Antarctic Observatories Gather Info on 'Space Weather'

Assessing weather patterns in Antarctica is crucial for the development of science, especially given the fact that the Southern Continent is one of two areas where global warming is becoming increasingly present. For this reason, an international scientific consortium has managed to set up a number of “space weather” observatories on the ice sheets. By combining these data with some obtained by NASA's THEMIS satellite array, experts are finally able to get year-round readings in the region, especially from the large magnetospheric substorms, which are the triggers of Aurora Australis events.

“The Antarctic is magnetically connected to vast regions of space and the solar wind, and provides a unique window to observe dynamic processes in Earth's upper atmosphere and beyond,” Siena College expert Allan Weatherwax explained. He is one of the co-principal investigators for the international Polar Experiment Network for Geospace Upper-atmosphere Investigations (PENGUIn), together with University of New Hampshire Institute for the Study of Earth, Oceans and Space expert Marc Lessard.

The PENGUIn project is one of the largest scientific collaborations in the world, including researchers from the Augsburg College, the University of California-Berkeley, the Dartmouth College, the University of Maryland, the New Jersey Institute of Technology, the Stanford University, the Virginia Polytechnic Institute and State University, the University of Michigan, as well as the Tohoku University, from Japan.

A number of observatories have been placed at various locations in the Antarctic. Devices range in size and complexity, and the international consortium handles both very sophisticated data-collecting stations – featuring advanced instruments powered by the wind and the Sun – and smaller sensor units, which are able to record and store data until the information is retrieved, at designated time intervals. “In order to fully understand the phenomena we're studying, you have to know what happens with the field lines at both the poles,” Lessard said.

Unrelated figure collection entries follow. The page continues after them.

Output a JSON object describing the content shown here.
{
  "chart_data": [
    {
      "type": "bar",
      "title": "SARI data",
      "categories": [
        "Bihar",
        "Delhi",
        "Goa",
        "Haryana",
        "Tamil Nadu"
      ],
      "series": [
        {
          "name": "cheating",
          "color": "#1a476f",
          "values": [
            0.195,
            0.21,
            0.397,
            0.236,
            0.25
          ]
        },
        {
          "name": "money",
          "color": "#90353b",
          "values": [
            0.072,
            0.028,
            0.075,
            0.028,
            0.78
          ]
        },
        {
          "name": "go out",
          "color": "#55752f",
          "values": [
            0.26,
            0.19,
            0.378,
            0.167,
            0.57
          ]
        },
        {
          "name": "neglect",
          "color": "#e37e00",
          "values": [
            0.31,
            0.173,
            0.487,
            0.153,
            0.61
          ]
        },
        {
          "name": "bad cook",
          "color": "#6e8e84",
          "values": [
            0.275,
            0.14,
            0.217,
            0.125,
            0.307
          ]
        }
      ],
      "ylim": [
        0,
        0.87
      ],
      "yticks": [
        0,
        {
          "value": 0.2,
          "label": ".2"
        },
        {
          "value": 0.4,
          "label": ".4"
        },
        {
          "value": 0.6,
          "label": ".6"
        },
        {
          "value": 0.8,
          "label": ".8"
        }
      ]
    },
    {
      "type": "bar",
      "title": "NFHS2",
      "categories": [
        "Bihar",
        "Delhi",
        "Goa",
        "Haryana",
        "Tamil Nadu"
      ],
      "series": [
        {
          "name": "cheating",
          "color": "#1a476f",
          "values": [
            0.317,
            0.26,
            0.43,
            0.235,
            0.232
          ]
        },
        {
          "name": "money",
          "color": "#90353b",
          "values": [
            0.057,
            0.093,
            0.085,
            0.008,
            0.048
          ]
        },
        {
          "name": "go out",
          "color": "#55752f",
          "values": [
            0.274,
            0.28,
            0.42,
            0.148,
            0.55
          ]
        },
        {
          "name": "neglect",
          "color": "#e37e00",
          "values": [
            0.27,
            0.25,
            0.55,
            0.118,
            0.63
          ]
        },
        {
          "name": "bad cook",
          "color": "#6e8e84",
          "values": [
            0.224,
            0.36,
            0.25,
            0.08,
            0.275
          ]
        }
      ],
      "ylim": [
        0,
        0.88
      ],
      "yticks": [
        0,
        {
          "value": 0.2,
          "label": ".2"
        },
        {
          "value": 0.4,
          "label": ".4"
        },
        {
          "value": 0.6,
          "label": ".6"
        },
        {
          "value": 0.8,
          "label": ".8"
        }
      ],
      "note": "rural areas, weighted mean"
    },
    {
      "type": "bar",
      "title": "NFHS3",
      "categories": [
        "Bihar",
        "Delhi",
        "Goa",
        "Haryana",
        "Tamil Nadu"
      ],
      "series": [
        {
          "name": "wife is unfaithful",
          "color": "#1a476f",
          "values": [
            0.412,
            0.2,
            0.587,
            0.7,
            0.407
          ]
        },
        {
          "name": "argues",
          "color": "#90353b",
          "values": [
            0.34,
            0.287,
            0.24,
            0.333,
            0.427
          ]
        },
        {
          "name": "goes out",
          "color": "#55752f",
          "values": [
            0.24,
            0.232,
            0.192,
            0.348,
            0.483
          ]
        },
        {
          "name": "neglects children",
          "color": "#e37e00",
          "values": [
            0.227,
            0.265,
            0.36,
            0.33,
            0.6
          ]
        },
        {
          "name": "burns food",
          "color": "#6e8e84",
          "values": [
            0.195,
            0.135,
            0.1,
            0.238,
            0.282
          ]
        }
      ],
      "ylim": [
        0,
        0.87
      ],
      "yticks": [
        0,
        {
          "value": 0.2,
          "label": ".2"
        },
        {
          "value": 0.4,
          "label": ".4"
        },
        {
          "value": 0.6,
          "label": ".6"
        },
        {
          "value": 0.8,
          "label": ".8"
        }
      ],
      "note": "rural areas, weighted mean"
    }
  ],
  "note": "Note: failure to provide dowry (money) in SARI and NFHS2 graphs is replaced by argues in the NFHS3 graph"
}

Auroras occur because the Earth's magnetosphere extends far out into space, where it gets bombarded by solar winds and super-charged particles coming from the Sun. That energy is directed alongside magnetic field lines, which is why the Auroras sometimes look like curtains that hang over the horizon, on which straight, parallel lines can be identified. By assessing the complexity and the strength of the Aurora phenomena, as well as the variations in the Earth's magnetic field, the research group can gain valuable data on how space weather looks like, as well as on the factors that influence it the most.